Ce chômage de masse est pour la plupart un chômage non intentionnel.

Cette représentation du monde est-elle validée empiriquement? Bien qu'il existe des pénuries de main-d'œuvre, elles ne dépassent pas 400 000 emplois et se limitent aux secteurs de la restauration et de la construction. Mais surtout, nous pouvons examiner les 3 364 500 demandeurs d’emploi de la catégorie A et les 5 530 600 demandeurs d’emploi des classes A, B et C inscrits à 3th quart dans un centre d'emploi en tant que volontaires au chômage? Le simple fait que le chômage ait diminué avec l'amélioration de l'économie montre qu'il est prêt à travailler dans les conditions du marché.

Ce chômage de masse est donc en grande partie un chômage non intentionnel. En plus de bloquer le mouvement du temps de travail réduit, il est lié aux fluctuations de l'investissement et de la consommation, les éléments de la demande globale. Cela a bénéficié d'un "alignement favorable des planètes" (taux d'intérêt et bas prix de l'énergie, reprise américaine, baisse de l'euro par rapport au dollar) jusqu'en 2017, lorsque la croissance a atteint 2,2%. Il rétrécit au fur et à mesure que les étoiles disparaissent, dans une zone euro qui pourrait retomber dans la déflation. À tel point que le président de la BCE déroge à la fin de son mandat, il appelle maintenant les États à assumer leurs responsabilités pour revitaliser leur économie par le biais de la politique budgétaire, après que la BCE a "fait le travail" (avec politique ciblée non conventionnelle – programme T-LTRO) et permettant aux gouvernements de se financer à des taux du marché peu élevés (par le biais de programmes de rachat de titres – SMP ET OMT).

En France, l’économie continuera de créer des emplois en 2020 si le PIB augmente comme prévu de plus de 1,1%, en partie grâce aux vestes jaunes.
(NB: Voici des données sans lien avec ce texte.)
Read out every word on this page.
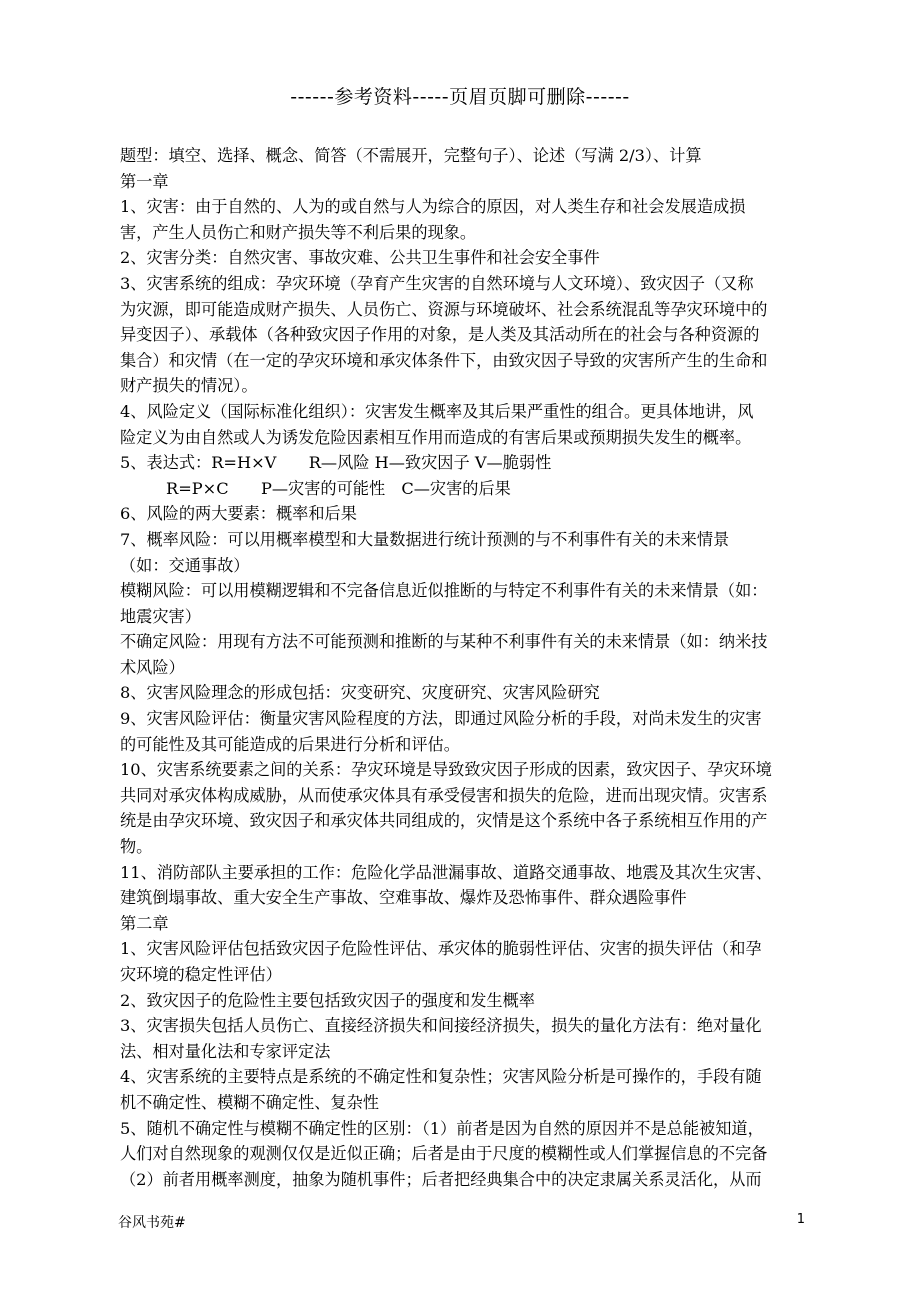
------参考资料-----页眉页脚可删除------

题型：填空、选择、概念、简答（不需展开，完整句子）、论述（写满 2/3）、计算

第一章

1、灾害：由于自然的、人为的或自然与人为综合的原因，对人类生存和社会发展造成损

害，产生人员伤亡和财产损失等不利后果的现象。

2、灾害分类：自然灾害、事故灾难、公共卫生事件和社会安全事件

3、灾害系统的组成：孕灾环境（孕育产生灾害的自然环境与人文环境）、致灾因子（又称

为灾源，即可能造成财产损失、人员伤亡、资源与环境破坏、社会系统混乱等孕灾环境中的

异变因子）、承载体（各种致灾因子作用的对象，是人类及其活动所在的社会与各种资源的

集合）和灾情（在一定的孕灾环境和承灾体条件下，由致灾因子导致的灾害所产生的生命和

财产损失的情况）。

4、风险定义（国际标准化组织）：灾害发生概率及其后果严重性的组合。更具体地讲，风

险定义为由自然或人为诱发危险因素相互作用而造成的有害后果或预期损失发生的概率。

5、表达式：R=H×V　　R—风险 H—致灾因子 V—脆弱性

R=P×C　　P—灾害的可能性　C—灾害的后果

6、风险的两大要素：概率和后果

7、概率风险：可以用概率模型和大量数据进行统计预测的与不利事件有关的未来情景

（如：交通事故）

模糊风险：可以用模糊逻辑和不完备信息近似推断的与特定不利事件有关的未来情景（如：

地震灾害）

不确定风险：用现有方法不可能预测和推断的与某种不利事件有关的未来情景（如：纳米技

术风险）

8、灾害风险理念的形成包括：灾变研究、灾度研究、灾害风险研究

9、灾害风险评估：衡量灾害风险程度的方法，即通过风险分析的手段，对尚未发生的灾害

的可能性及其可能造成的后果进行分析和评估。

10、灾害系统要素之间的关系：孕灾环境是导致致灾因子形成的因素，致灾因子、孕灾环境

共同对承灾体构成威胁，从而使承灾体具有承受侵害和损失的危险，进而出现灾情。灾害系

统是由孕灾环境、致灾因子和承灾体共同组成的，灾情是这个系统中各子系统相互作用的产

物。

11、消防部队主要承担的工作：危险化学品泄漏事故、道路交通事故、地震及其次生灾害、

建筑倒塌事故、重大安全生产事故、空难事故、爆炸及恐怖事件、群众遇险事件

第二章

1、灾害风险评估包括致灾因子危险性评估、承灾体的脆弱性评估、灾害的损失评估（和孕

灾环境的稳定性评估）

2、致灾因子的危险性主要包括致灾因子的强度和发生概率

3、灾害损失包括人员伤亡、直接经济损失和间接经济损失，损失的量化方法有：绝对量化

法、相对量化法和专家评定法

4、灾害系统的主要特点是系统的不确定性和复杂性；灾害风险分析是可操作的，手段有随

机不确定性、模糊不确定性、复杂性

5、随机不确定性与模糊不确定性的区别：（1）前者是因为自然的原因并不是总能被知道，

人们对自然现象的观测仅仅是近似正确；后者是由于尺度的模糊性或人们掌握信息的不完备

（2）前者用概率测度，抽象为随机事件；后者把经典集合中的决定隶属关系灵活化，从而

谷风书苑#	1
Mais le climat resterait modéré si les bénéfices nets, dopés par la politique de l'offre, restaient essentiellement consacrés au paiement des dividendes. Cependant, conformément à l'idéologie libérale, la politique gouvernementale prouve en fait qu'elle ne peut pas arrêter le chômage de masse et promouvoir honnêtement les investissements, alourdis par le coût du capital. Cela aggravera les inégalités et rendra le nombre croissant de chômeurs dans la pauvreté et la précarité. En ce qui concerne la transition écologique, il faudra, dans un autre monde, que les choix budgétaires donnent finalement les investissements publics, les énergies renouvelables et la politique des transports nécessaires, au détriment de la reprise non productive des revenus du capital.